Otte: Hier muss ebenso eine genaue Lageanalyse durchgeführt werden, in aller Besonnenheit jetzt ganz klar festgestellt werden, wo liegt das Zentrum dieses Terrors, um dann in Gemeinschaft zu sehen, wer kann welchen Beitrag leisten. Deutschland wird nicht beiseite stehen; Deutschland leistet aber bereits schon einen Beitrag, um diese Situation in den Griff zu kriegen.
Heinemann: Das heißt, Angela Merkels Zusage einer uneingeschränkten Unterstützung würden Sie einschränken?
Otte: Wir stehen ganz klar fest an der Seite Frankreichs als fester Bestandteil in Europa. Der IS-Terror hat einen Anschlag in Paris durchgeführt, aber es hat uns alle in Europa getroffen.
"Die ideologischen Reflexe der Opposition können wir uns nicht leisten"
Heinemann: Herr Otte, Ihr Parteifreund Andreas Jung von der CDU hat Aufklärungsflüge ins Spiel gebracht, die möglicherweise durchgeführt werden könnten. Wäre das eine Option?
Otte: Deutschland kann durch die Bundeswehr verschiedene Fähigkeiten abbilden. Das haben wir in der Vergangenheit bewiesen. Hier muss genau gesehen werden, welchen Beitrag können wir leisten. Ich sage aber auch deutlich: Die ideologischen Reflexe der Opposition, die können wir uns heutzutage nicht mehr leisten. Wir müssen ganz klar das Bild vor Augen haben: Es gab einen verheerenden Anschlag in Paris und damit in ganz Europa, und jetzt muss genau gesehen werden, wie kriegen wir diese Lage in den Griff.
Heinemann: Was genau meinen Sie mit ideologischen Reflexen?
Otte: Immer zu sagen, die Bundeswehr kann keinen Beitrag leisten zur Überwachung von Grenzen, oder die Bundeswehr sollte abseits stehen, wenn es um Lösungen von Problemen geht. Hier sind alle aufgefordert, der Realität fest ins Auge zu sehen.
Heinemann: Es gibt aber doch eine Verfassung, die das ganz klar regelt.

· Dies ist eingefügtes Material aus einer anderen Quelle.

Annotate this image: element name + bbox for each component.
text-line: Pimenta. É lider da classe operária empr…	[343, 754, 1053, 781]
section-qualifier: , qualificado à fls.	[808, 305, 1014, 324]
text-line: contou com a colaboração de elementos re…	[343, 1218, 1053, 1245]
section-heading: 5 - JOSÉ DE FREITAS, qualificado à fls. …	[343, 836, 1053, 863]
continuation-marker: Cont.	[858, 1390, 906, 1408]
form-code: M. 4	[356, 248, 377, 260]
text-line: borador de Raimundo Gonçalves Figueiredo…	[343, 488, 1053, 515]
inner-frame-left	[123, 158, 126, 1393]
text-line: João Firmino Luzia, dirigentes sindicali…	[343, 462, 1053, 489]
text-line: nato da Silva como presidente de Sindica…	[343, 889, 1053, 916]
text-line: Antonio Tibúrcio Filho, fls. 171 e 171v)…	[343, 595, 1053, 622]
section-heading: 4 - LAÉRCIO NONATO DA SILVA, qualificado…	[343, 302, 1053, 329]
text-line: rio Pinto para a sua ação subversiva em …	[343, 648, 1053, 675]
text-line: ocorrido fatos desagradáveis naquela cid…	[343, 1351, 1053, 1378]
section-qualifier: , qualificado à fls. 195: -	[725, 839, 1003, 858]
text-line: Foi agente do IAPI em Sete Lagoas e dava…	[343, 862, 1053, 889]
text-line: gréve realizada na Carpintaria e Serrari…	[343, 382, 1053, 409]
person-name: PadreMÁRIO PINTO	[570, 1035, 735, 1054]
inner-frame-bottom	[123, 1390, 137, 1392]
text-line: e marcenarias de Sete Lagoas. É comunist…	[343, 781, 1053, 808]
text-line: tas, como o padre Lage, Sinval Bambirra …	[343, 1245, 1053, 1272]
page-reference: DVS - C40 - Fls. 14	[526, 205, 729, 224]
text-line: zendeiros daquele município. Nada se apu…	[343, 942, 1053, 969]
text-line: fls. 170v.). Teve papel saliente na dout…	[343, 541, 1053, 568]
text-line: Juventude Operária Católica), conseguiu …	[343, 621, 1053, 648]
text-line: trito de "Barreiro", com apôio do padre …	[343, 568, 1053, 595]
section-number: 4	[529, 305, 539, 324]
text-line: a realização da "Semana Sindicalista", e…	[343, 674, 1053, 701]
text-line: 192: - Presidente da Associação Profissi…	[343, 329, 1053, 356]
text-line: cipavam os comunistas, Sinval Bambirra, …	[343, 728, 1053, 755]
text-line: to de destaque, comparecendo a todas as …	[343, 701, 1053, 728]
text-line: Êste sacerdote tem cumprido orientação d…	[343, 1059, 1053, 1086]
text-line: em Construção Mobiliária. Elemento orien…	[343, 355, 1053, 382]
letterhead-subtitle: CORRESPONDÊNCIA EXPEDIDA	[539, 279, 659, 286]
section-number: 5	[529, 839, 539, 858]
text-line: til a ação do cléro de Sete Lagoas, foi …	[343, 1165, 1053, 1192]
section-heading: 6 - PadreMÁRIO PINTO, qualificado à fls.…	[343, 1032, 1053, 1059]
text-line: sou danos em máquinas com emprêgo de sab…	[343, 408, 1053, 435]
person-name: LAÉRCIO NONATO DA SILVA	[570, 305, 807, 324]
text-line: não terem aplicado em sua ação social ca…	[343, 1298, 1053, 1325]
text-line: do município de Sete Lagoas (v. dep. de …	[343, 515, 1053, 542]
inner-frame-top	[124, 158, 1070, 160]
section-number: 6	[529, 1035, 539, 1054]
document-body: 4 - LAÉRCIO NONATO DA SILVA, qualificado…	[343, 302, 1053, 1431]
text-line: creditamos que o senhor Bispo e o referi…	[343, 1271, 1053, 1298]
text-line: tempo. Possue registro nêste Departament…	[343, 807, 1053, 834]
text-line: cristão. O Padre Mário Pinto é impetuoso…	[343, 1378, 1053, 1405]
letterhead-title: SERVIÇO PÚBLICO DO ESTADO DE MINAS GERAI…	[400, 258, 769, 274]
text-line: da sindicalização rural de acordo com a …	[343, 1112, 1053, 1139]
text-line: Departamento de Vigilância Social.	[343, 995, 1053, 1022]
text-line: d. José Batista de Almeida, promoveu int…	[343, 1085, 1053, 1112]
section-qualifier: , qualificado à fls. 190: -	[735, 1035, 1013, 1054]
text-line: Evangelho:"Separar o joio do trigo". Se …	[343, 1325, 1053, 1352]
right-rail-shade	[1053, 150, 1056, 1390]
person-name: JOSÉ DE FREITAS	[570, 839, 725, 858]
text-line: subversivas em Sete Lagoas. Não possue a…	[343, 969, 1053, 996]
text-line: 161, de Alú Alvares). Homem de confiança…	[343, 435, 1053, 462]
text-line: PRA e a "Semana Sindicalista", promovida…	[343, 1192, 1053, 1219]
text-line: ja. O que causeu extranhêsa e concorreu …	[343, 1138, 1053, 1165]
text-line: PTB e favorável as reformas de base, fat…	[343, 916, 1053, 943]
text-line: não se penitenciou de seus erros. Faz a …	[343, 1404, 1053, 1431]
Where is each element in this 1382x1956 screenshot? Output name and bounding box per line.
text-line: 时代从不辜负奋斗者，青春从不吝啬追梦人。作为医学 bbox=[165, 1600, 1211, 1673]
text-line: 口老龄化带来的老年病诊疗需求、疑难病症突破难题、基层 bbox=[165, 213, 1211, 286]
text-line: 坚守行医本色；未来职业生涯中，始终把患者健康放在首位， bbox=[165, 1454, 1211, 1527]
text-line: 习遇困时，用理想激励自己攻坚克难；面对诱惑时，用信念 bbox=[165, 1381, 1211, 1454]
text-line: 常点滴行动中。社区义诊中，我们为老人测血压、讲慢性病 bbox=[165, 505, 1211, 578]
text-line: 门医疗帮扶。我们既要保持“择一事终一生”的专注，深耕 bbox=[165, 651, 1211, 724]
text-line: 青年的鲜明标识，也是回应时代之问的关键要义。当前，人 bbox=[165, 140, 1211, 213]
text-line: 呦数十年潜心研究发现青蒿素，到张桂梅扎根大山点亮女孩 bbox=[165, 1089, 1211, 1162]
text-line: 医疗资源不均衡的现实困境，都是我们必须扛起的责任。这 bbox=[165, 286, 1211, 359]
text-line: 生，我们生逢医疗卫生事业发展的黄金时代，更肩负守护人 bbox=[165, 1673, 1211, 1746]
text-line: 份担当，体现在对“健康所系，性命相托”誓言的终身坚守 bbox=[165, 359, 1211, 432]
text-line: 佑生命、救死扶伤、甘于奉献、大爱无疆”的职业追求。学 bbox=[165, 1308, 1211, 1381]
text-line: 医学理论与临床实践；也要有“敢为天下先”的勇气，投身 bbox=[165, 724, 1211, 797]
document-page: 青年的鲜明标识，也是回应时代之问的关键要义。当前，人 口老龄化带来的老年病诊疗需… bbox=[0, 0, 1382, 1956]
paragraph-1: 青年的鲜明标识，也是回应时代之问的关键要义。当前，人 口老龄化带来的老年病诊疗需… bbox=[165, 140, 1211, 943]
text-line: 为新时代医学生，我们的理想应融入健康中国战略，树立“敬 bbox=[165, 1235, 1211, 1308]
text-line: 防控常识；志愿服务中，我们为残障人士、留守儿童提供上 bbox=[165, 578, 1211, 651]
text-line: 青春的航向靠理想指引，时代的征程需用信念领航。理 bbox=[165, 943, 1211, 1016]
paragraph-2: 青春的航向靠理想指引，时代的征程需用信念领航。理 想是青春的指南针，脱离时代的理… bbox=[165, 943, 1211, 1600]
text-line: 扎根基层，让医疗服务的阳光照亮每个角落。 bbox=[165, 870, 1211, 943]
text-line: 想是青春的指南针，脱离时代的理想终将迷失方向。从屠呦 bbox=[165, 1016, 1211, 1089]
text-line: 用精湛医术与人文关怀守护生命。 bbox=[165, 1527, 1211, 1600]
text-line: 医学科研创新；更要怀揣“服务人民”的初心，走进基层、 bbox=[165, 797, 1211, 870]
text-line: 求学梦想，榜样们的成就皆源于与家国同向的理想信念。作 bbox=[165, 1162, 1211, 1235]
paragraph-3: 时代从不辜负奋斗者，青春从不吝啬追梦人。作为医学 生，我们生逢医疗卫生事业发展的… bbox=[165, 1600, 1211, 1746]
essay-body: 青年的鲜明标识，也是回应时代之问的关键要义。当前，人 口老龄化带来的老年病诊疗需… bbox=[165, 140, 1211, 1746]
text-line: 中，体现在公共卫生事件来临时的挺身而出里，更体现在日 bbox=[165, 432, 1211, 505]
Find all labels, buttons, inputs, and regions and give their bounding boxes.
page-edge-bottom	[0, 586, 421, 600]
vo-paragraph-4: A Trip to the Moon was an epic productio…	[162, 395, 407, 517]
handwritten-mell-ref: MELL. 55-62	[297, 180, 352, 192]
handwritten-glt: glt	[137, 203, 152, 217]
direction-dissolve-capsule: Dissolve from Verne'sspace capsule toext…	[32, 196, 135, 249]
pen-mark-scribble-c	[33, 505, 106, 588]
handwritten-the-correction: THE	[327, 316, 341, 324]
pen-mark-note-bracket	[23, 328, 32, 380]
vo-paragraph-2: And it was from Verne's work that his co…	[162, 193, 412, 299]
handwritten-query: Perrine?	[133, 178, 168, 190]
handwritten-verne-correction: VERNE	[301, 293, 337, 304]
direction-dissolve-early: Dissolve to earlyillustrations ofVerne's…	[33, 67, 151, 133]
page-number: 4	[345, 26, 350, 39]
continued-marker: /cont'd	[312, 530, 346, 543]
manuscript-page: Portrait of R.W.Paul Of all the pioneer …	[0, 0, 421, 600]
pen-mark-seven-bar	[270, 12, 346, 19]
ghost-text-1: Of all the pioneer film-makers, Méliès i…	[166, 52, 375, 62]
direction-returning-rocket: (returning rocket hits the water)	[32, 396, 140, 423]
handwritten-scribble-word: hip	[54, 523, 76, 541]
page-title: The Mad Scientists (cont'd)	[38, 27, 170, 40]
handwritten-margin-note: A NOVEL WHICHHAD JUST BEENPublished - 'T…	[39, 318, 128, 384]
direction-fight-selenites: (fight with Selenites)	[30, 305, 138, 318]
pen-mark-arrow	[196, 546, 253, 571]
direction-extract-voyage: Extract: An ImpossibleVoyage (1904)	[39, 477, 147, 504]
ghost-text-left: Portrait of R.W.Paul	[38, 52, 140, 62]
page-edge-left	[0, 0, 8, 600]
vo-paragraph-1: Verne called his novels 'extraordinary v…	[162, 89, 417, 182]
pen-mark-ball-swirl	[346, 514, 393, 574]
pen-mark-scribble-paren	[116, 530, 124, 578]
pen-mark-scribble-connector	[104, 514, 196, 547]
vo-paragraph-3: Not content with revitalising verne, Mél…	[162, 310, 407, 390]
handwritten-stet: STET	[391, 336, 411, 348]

Otte: Wir müssen die Gesetze an die Realität anpassen und nicht die Realität unter unsere Gesetze schieben. Deswegen meine ich, dass mit aller Deutlichkeit und aller Klarheit wir die Realität betrachten müssen. Es muss sichergestellt sein, dass A jeder Mensch, der unser Land betritt, registriert ist, damit der Staat weiß, wer sich hier aufhält, und wir müssen auf der anderen Seite aber auch deutlich machen, bei der Ursachenbekämpfung wird Deutschland nicht beiseite stehen.
"Luftschläge machen Europa sicherer"
Heinemann: Schauen wir noch mal auf die Lage in Syrien. Wie führt man mit konventionellen militärischen Mitteln - Sie haben das ja eben schon mal angedeutet - einen asymmetrischen Krieg gegen eine Terrorbande?
Otte: Diese Terrorbande hat militärische Organisationsstrukturen. Diese Terrorbande ist militärisch ausgestattet und agiert wie eine Armee, auch wenn es asymmetrische Konsequenzen hat. Und es führt gar kein Weg daran vorbei, diese Armeestrukturen des IS-Terrors zurückzuschieben, sie im Kern auch zu bekämpfen.
Heinemann: Machen die Luftschläge in Syrien, wie sie zum Beispiel von Frankreich und von anderen Staaten geflogen werden, Europa sicherer?
Otte: Sie machen Europa sicherer, weil sie genau diese Strukturen zerschlagen, an den Kern ansetzen. Es kann nicht sein, dass aus den verheerenden Zuständen in Syrien ein Nährboden für Terrorismus sich entwickelt, der nicht nur den europäischen Frieden, sondern den Weltfrieden bedroht. Da muss die Völkergemeinschaft aufstehen und dagegenhalten.
Heinemann: Ist vor diesem Hintergrund Machthaber Präsident Baschar al-Assad zwischen allen Übeln in Syrien das kleinste?
Otte: Das Vorgehen von Assad gegen die eigenen Landsleute mit über 250.000 Toten ist mit nichts zu rechtfertigen, ist ein furchtbares Signal. Insofern haben wir mit zwei Problemen zu kämpfen. Jetzt geht es erst einmal darum, den IS-Terror zu bekämpfen.
Heinemann: Henning Otte, der Obmann der Unions-Bundestagsfraktion im Verteidigungsausschuss des Deutschen Bundestages. Danke schön für das Gespräch und auf Wiederhören.
Otte: Auf Wiederhören.
Äußerungen unserer Gesprächspartner geben deren eigene Auffassungen wieder. Der Deutschlandfunk macht sich Äußerungen seiner Gesprächspartner in Interviews und Diskussionen nicht zu eigen.